Ensuite, elle se débarrassa de son vieux manteau aux fourrures minables, et s’assit sans rien examiner autour d’elle, indifférente à tout ce qui l’environnait, repassant les sentiments qui s’étaient pressés en elle depuis trois jours. Sa folie, son délire, lors. qu’elle avait reçu la lettre où sa mère, brièvement, sans aucune explication, la prévenait qu’on l’attendait à Paris et qu’Augustin l’y conduirait le surlendemain. Puis, son irruption chez madame Lemarday, qui repoussait l’étreinte et les baisers de la jeune fille d’un geste maussade. « Oui, oui, je sais, ta mère m’a écrit. » Cela et l’adieu glacé au départ, voilà tout ce que la petite-fille avait obtenu de l’ancienne pécheresse devenue bigote, et qui masquait ses égoïsmes d’un paravent d’austérité et de renoncement aux attachements terrestres.

D’ailleurs, la pauvre enfant s’était amplement dédommagée auprès d’Augustin, à l’oreille et au cœur complaisants. En avait-elle proféré de paroles enthousiastes, reconnaissantes, pour ses chers parents qui, enfin, la réclamaient ! En avait-elle ressassé des souvenirs, entassé des projets pour l’avenir !…

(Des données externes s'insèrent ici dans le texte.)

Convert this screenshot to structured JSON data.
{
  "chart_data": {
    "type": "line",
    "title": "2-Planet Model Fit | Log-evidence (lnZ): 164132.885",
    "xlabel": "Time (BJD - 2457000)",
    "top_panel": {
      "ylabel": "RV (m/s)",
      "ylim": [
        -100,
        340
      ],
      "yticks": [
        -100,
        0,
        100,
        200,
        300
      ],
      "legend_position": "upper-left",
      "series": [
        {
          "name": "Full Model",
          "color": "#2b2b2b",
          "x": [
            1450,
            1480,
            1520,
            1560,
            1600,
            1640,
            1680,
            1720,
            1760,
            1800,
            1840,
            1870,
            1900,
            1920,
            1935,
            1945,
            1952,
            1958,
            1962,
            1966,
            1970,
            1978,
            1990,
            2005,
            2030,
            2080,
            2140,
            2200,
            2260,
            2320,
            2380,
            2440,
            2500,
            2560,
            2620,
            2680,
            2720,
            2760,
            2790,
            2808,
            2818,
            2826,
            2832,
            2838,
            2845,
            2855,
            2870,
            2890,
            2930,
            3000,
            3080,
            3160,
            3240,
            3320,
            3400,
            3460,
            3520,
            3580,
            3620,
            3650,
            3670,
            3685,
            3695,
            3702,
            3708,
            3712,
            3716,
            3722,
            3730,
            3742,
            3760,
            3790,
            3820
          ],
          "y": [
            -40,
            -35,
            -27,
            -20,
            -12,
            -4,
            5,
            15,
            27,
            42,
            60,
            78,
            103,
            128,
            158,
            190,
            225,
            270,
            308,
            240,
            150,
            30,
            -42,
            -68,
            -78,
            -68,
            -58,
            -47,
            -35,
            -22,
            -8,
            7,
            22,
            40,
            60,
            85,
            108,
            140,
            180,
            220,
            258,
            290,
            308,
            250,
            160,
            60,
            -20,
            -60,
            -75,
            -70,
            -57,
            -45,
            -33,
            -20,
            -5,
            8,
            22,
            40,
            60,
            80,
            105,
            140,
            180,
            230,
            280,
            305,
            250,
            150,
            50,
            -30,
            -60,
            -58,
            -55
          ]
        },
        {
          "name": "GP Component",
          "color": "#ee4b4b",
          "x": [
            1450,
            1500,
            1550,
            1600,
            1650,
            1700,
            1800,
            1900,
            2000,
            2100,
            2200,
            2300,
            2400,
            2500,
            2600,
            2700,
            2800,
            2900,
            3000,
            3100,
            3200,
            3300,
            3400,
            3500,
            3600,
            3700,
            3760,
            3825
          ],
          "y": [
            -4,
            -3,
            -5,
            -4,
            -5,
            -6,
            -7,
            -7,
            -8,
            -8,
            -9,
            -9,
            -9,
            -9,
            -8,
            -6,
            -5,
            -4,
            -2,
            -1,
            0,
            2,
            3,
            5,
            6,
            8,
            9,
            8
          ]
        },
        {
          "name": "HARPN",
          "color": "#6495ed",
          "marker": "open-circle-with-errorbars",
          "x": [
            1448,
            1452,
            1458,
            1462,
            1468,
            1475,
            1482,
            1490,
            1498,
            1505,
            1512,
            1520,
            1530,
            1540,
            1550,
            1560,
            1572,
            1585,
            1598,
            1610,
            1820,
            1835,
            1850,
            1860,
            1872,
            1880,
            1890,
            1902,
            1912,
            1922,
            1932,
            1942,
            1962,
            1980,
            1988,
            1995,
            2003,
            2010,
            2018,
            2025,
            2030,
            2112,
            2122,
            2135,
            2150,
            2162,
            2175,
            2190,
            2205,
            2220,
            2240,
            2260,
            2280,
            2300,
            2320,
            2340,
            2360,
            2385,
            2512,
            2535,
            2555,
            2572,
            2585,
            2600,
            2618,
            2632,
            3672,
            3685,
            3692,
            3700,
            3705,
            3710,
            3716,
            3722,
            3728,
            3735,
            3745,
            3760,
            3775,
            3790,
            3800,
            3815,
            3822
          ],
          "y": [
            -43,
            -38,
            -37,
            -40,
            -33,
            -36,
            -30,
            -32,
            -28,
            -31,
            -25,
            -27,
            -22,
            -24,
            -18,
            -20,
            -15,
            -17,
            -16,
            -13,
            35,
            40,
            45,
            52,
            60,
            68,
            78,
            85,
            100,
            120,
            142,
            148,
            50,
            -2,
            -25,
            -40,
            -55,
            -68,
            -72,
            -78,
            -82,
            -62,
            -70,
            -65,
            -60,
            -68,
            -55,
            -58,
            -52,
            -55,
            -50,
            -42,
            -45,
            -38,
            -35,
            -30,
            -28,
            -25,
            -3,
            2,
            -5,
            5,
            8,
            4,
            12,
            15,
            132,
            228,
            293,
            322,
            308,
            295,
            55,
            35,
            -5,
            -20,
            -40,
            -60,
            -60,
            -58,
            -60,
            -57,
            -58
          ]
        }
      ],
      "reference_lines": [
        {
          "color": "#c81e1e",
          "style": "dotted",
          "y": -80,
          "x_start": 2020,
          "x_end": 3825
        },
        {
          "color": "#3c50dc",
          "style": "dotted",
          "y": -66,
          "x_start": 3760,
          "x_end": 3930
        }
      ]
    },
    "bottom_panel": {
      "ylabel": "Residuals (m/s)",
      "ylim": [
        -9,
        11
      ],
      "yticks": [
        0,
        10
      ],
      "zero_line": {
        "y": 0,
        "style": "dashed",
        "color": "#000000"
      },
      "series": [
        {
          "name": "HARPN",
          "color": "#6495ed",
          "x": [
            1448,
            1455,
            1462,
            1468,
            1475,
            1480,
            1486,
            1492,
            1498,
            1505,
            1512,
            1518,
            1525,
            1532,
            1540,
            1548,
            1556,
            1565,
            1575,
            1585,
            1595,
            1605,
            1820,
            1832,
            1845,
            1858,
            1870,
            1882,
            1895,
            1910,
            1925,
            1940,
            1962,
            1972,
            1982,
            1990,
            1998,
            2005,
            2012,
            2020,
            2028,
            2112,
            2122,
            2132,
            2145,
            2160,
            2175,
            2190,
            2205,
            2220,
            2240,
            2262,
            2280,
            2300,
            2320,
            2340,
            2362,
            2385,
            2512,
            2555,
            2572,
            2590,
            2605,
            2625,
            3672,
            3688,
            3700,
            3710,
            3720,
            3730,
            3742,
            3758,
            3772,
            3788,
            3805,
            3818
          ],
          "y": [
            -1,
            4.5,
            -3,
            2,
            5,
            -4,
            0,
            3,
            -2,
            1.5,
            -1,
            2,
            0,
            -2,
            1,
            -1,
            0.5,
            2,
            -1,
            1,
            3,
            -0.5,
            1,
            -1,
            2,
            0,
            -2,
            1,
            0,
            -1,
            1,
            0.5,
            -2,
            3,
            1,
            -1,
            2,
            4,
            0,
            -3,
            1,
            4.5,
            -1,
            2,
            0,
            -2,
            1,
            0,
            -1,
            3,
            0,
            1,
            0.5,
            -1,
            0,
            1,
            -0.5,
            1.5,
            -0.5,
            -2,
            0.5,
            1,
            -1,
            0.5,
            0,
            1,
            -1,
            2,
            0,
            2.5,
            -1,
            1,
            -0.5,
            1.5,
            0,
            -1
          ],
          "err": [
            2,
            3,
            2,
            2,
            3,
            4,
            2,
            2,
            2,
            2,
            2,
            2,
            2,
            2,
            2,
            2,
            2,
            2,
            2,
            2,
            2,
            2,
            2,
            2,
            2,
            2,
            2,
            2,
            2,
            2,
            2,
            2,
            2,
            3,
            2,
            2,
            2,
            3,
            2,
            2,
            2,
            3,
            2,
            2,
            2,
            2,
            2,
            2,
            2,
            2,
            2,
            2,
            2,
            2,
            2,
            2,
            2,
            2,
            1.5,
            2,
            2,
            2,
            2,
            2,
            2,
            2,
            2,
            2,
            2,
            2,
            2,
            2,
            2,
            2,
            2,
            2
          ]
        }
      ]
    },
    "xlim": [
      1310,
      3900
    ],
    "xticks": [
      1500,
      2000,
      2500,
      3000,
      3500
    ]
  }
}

Et maintenant seulement, voici qu’elle se rappelait l’air contraint du serviteur, ses réticences, ses efforts pour empêcher l’enfant de s’élancer en de trop douces illusions.

D’ailleurs, elle ne pouvait tirer aucune conclusion certaine, sa raison, son imagination, son cœur se combattant en une mêlée indicible. Tantôt les mots « pas attendue, pas aimée, étrangère, intruse, » retentissaient en elle comme des coups de cloche, tantôt une honte lui venait de son enfantillage sans doute injuste. « Eh bien, quoi ?… Ses parents n’avaient pu la recevoir à son retour, quel mal y avait-il ?… Savaient-ils seulement l’heure exacte de son arrivée ? » Du reste, qu’importait que leur baiser fût donné une demi-heure, une heure plus tôt ou plus tard ?

Cela, elle se le répétait avec insistance, dépitée de constater combien peu elle se convainquait, combien peu elle arrivait à combler le grand vide, la meurtrissure douloureuse qui s’étaient faits en elle… désespérée de ne pouvoir réchauffer son cœur, qu’une goutte glacée semblait avoir atteint goutte implacable qui grandissait, s’élargissait.

Enfin, dans l’immobilité où elle se tenait et l’obscurité croissant autour d’elle, ses pensées se brouillèrent, sa tête se pencha, ses paupières lourdes se fermèrent…

Comme un enfant, son chagrin l’endormit.